On Happiness: A Matter of Time

Some people are surprised to hear that the self-help section on a book store often has the most robust sales. Closet self-helpers like me are the reason; I am a fanatic about it. It often took me many hours to slog through accounting and finance books while I was in school. Self-help books I have been known to fly through at lightning speed.

So when the Today Show launched its most recent series, “5 ways to improve your life”, I naturally made a note of it a la David Allen, the author of “Getting things Done”, so I could check it out later. I must say the writers and researchers of the Today show are working overtime these days. About a year ago, I was becoming very disenchanted with them, though now they seem to be back on track. The information is useful – 5 ways to healthier bones, 5 ways to tone up, 5 ways to ride out the market, 5 ways to save for college, etc. In their section “5 ways to live longer”, one of the suggestions is “make the decision that your time is the most valuable thing in the world.” This, by far, is my favorite. An entire self-help book in one sentence.

I think of all the times that I hand over my time willy-nilly. I do it grudgingly on occasion, though I often treat my time as if it is entirely flexible. What if I compared my resource of time with ways I use other resources? Money, energy, my health, the love of my friends and family. I would never even dream of wasting those resources, and not in small part because those resources have a quantifiable limit. If I waste any one of them, there are dire consequences. I haven’t been thinking of my time that way on a consistent basis. Yes, I know when I am doing a project and my time is running out, then I see how precious it is. But what about my free time? Why do I give that away on a daily basis? Why do I treat it as if it is a resource in abundance rather than something precious?

The root of the problem is that I have not been looking at my time as something I truly own. It belongs to work, to my hobbies, to people in my personal life, to my community. What I need to do is flip that around. I own my time and have every ability and every right to decide how to divvy it up. It goes back to what Sue Monk Kidd wrote in The Secret Life of Bees, “The hardest thing on Earth is choosing what matters.”

And everything always comes back to this choice, this decision of how to spend time. No matter what decision I am pondering, at the root, it is all about time. Even decisions that seem to be about money or health or family. They are really based on “how much time do I have and how much of it do I want to spend on (fill in the blank)?”
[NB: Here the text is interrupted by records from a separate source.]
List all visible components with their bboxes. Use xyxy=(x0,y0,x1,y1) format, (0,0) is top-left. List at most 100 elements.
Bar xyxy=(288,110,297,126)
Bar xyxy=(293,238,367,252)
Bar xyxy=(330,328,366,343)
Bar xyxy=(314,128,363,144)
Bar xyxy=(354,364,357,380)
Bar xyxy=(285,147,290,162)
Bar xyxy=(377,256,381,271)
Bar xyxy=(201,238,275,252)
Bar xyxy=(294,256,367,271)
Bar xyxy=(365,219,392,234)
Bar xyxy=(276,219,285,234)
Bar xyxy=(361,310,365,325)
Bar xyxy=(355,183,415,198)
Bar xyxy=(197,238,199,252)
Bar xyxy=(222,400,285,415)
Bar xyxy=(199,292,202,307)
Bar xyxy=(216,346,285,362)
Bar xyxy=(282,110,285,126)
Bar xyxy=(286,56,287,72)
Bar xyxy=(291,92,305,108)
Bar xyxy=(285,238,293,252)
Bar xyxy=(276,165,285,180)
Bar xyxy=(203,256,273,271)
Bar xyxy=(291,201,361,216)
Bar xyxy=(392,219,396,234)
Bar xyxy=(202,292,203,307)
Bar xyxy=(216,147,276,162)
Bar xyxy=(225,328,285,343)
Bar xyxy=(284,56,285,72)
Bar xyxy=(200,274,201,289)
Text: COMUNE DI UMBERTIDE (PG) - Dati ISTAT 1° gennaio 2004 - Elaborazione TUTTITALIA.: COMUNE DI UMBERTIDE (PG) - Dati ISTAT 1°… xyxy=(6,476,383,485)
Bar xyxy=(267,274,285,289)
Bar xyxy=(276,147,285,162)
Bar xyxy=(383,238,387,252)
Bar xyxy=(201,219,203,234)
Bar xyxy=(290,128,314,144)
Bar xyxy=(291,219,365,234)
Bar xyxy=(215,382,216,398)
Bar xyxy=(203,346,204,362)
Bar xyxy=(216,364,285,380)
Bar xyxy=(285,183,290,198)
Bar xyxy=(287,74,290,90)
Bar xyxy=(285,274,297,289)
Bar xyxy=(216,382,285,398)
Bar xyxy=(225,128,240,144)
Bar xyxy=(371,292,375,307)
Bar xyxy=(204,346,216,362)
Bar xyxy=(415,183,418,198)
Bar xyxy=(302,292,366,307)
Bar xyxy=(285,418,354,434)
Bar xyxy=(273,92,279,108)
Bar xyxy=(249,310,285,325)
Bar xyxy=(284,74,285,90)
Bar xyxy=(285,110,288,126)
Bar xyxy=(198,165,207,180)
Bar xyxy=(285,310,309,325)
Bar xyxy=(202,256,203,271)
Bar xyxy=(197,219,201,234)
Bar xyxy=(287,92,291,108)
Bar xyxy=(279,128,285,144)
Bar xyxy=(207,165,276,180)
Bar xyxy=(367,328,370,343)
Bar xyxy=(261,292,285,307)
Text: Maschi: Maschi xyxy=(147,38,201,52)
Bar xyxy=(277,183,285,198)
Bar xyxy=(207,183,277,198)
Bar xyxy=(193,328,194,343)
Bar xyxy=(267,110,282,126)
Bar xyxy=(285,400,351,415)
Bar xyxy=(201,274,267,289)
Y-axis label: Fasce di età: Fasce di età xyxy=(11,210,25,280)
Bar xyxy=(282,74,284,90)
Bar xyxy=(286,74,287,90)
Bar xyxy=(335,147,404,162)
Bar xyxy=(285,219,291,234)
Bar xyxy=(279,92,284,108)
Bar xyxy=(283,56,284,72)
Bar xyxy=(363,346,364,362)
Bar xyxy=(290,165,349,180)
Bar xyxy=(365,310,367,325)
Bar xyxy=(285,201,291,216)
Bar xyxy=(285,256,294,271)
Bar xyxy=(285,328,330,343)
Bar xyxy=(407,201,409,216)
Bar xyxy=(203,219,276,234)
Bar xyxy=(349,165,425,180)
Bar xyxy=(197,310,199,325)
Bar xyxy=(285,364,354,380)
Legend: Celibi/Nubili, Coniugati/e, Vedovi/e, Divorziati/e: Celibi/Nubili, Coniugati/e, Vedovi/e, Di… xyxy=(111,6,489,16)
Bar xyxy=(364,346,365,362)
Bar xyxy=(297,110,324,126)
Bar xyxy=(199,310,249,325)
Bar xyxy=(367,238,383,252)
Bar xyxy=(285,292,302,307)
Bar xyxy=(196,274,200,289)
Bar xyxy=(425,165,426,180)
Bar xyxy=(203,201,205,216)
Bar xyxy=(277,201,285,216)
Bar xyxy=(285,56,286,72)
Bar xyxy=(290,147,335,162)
This revelation is game-changing. We cannot help but live our lives differently if we begin to place an increasingly high value on the actual minutes that make up our lives. And not just those crucial moments or highlights like getting married, having a baby, graduating from school, getting a new job, buying a home, taking a vacation. Every minute – they all count. They’re all precious. They’re all unique – truly. We cannot repeat a single one of them. There is no do-over, no rewind.

I am a huge fan of Real Simple magazine, and one of their website features is wallpaper for the computer that contains a simple, brightly colored picture and an inspirational quote. On my desk top right now is one by Arthur Ashe and it seems particularly relevant to this post. “From what we get, we can make a living; what we give, however, makes a life.” And what we give to everything we do is time. Treat it like a gift.